Bruno Dumont • Director
"At the heat of the spectator"
- An interview with the provocative French director Bruno Dumont who brought his latest film, Flandres, to the Cannes Film Festival competition Grand Prix of the Jury
Cineuropa: Why did you choose to tell a story about two country kids from Flanders?
Bruno Dumont: I was only interested in describing a story with images and sounds. Flanders is my birthplace. It is visceral, sensitive irrational. I need the land in order to film human beings. In being filmed, Flanders gives back an aspect of human existence. I need a story because stories are the natural movement of our lives, that which connects us to one another.
War erupts into your film, like a central element that influences destinies and souls.
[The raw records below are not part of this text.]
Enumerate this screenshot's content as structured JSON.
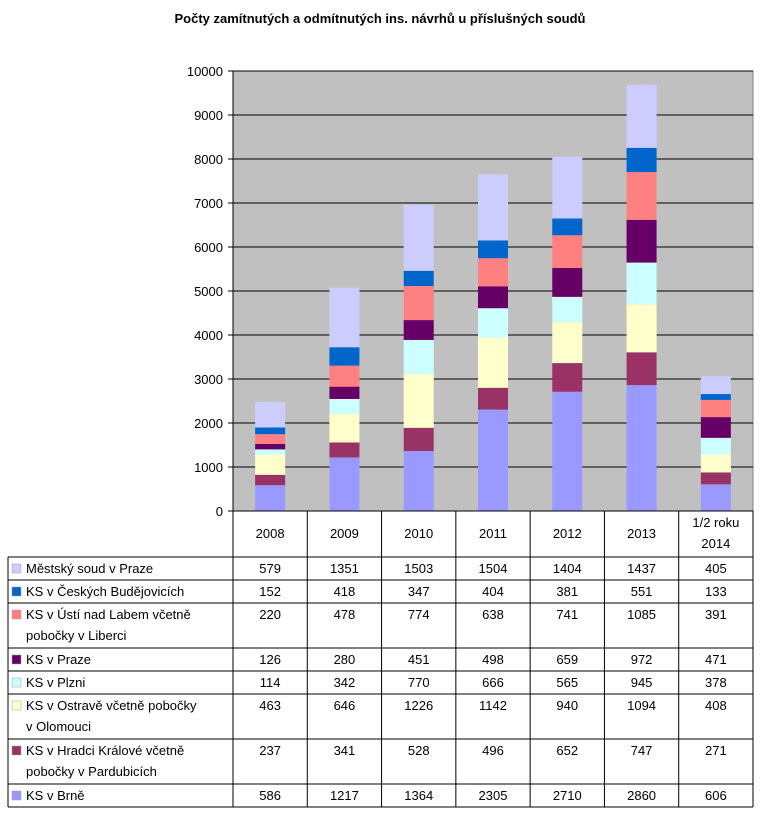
{
  "chart_data": {
    "type": "bar",
    "stacked": true,
    "title": "Počty zamítnutých a odmítnutých ins. návrhů u příslušných soudů",
    "categories": [
      "2008",
      "2009",
      "2010",
      "2011",
      "2012",
      "2013",
      "1/2 roku 2014"
    ],
    "ylim": [
      0,
      10000
    ],
    "yticks": [
      "0",
      "1000",
      "2000",
      "3000",
      "4000",
      "5000",
      "6000",
      "7000",
      "8000",
      "9000",
      "10000"
    ],
    "grid": true,
    "legend": "data-table",
    "plot_background": "#c0c0c0",
    "series": [
      {
        "name": "KS v Brně",
        "color": "#9999ff",
        "values": [
          586,
          1217,
          1364,
          2305,
          2710,
          2860,
          606
        ]
      },
      {
        "name": "KS v Hradci Králové včetně pobočky v Pardubicích",
        "color": "#993366",
        "values": [
          237,
          341,
          528,
          496,
          652,
          747,
          271
        ]
      },
      {
        "name": "KS v Ostravě včetně pobočky v Olomouci",
        "color": "#ffffcc",
        "values": [
          463,
          646,
          1226,
          1142,
          940,
          1094,
          408
        ]
      },
      {
        "name": "KS v Plzni",
        "color": "#ccffff",
        "values": [
          114,
          342,
          770,
          666,
          565,
          945,
          378
        ]
      },
      {
        "name": "KS v Praze",
        "color": "#660066",
        "values": [
          126,
          280,
          451,
          498,
          659,
          972,
          471
        ]
      },
      {
        "name": "KS v Ústí nad Labem včetně pobočky v Liberci",
        "color": "#ff8080",
        "values": [
          220,
          478,
          774,
          638,
          741,
          1085,
          391
        ]
      },
      {
        "name": "KS v Českých Budějovicích",
        "color": "#0066cc",
        "values": [
          152,
          418,
          347,
          404,
          381,
          551,
          133
        ]
      },
      {
        "name": "Městský soud v Praze",
        "color": "#ccccff",
        "values": [
          579,
          1351,
          1503,
          1504,
          1404,
          1437,
          405
        ]
      }
    ]
  }
}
In the film, war is the expression of the mourning of our desires. I was interested, above all, in the very sense of war. I wasn’t interested in the war in Iraq specifically. I wanted to show that which television does not know to show about war. The filmmaker’s job is to regenerate war’s role. I do not claim to have made a closed, finished argument. My film is unfinished, it ends there where the spectator begins. I like aiming at the heart of spectator, even though the things I need to show are harsh. We must pass through the darkness to see the light.
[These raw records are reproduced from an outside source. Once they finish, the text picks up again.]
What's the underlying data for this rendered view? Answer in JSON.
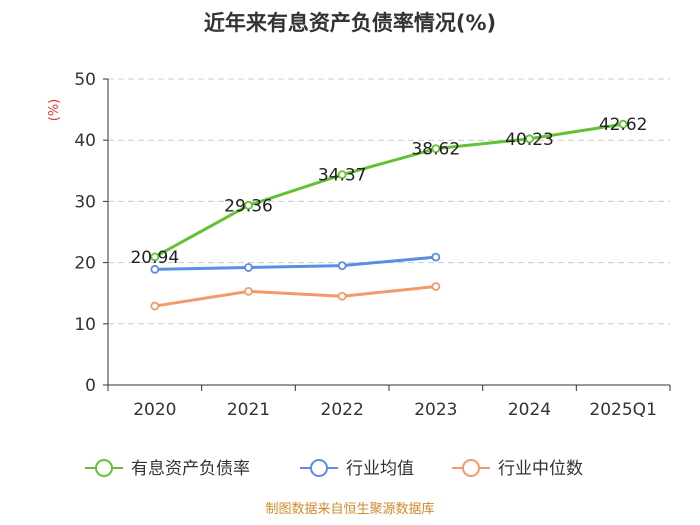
{
  "chart_data": {
    "type": "line",
    "title": "近年来有息资产负债率情况(%)",
    "ylabel": "(%)",
    "categories": [
      "2020",
      "2021",
      "2022",
      "2023",
      "2024",
      "2025Q1"
    ],
    "ylim": [
      0,
      50
    ],
    "yticks": [
      0,
      10,
      20,
      30,
      40,
      50
    ],
    "grid": true,
    "legend_position": "bottom",
    "series": [
      {
        "name": "有息资产负债率",
        "color": "#63c132",
        "values": [
          20.94,
          29.36,
          34.37,
          38.62,
          40.23,
          42.62
        ],
        "labels": [
          "20.94",
          "29.36",
          "34.37",
          "38.62",
          "40.23",
          "42.62"
        ]
      },
      {
        "name": "行业均值",
        "color": "#5b8de0",
        "values": [
          18.9,
          19.2,
          19.5,
          20.9,
          null,
          null
        ]
      },
      {
        "name": "行业中位数",
        "color": "#f4996a",
        "values": [
          12.9,
          15.3,
          14.5,
          16.1,
          null,
          null
        ]
      }
    ]
  },
  "footer": {
    "source": "制图数据来自恒生聚源数据库"
  }
}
You often show harsh things...
I’m accused of making overly crude sex scenes, whereas my vision is very demure. There is something tragic about two bodies uniting, and the impossibility of becoming one, which reveals great loneliness. In regards to the violence in this film, I thought just hints of it were enough. The violence of silence is enough.
You used two magnificent non-actors in the film.
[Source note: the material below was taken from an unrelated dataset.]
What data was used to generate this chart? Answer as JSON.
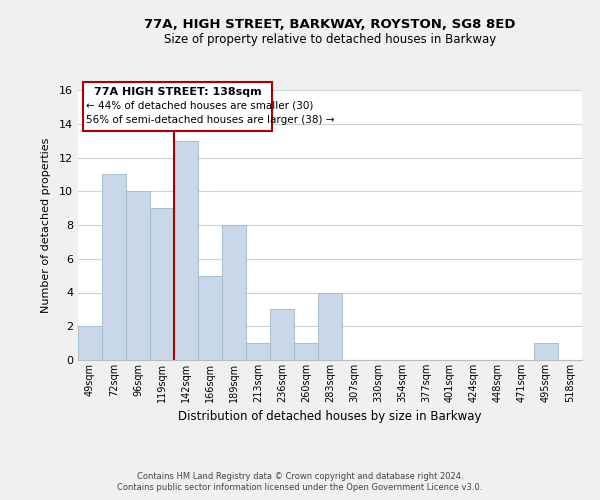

I chose them for how similar they were to the characters in the story. I didn’t have them read the screenplay but I worked on their inner life, in such a way that they expressed a part of themselves when they were acting. They are at the heart of the film, depending on what they give, I complete the story, making some adjustments.
Your budget was higher than usual, yet nevertheless still relatively low. Was it enough for expressing your story?
It’s good for me to work with very little. If I had a lot money, I wouldn’t know how to make a film.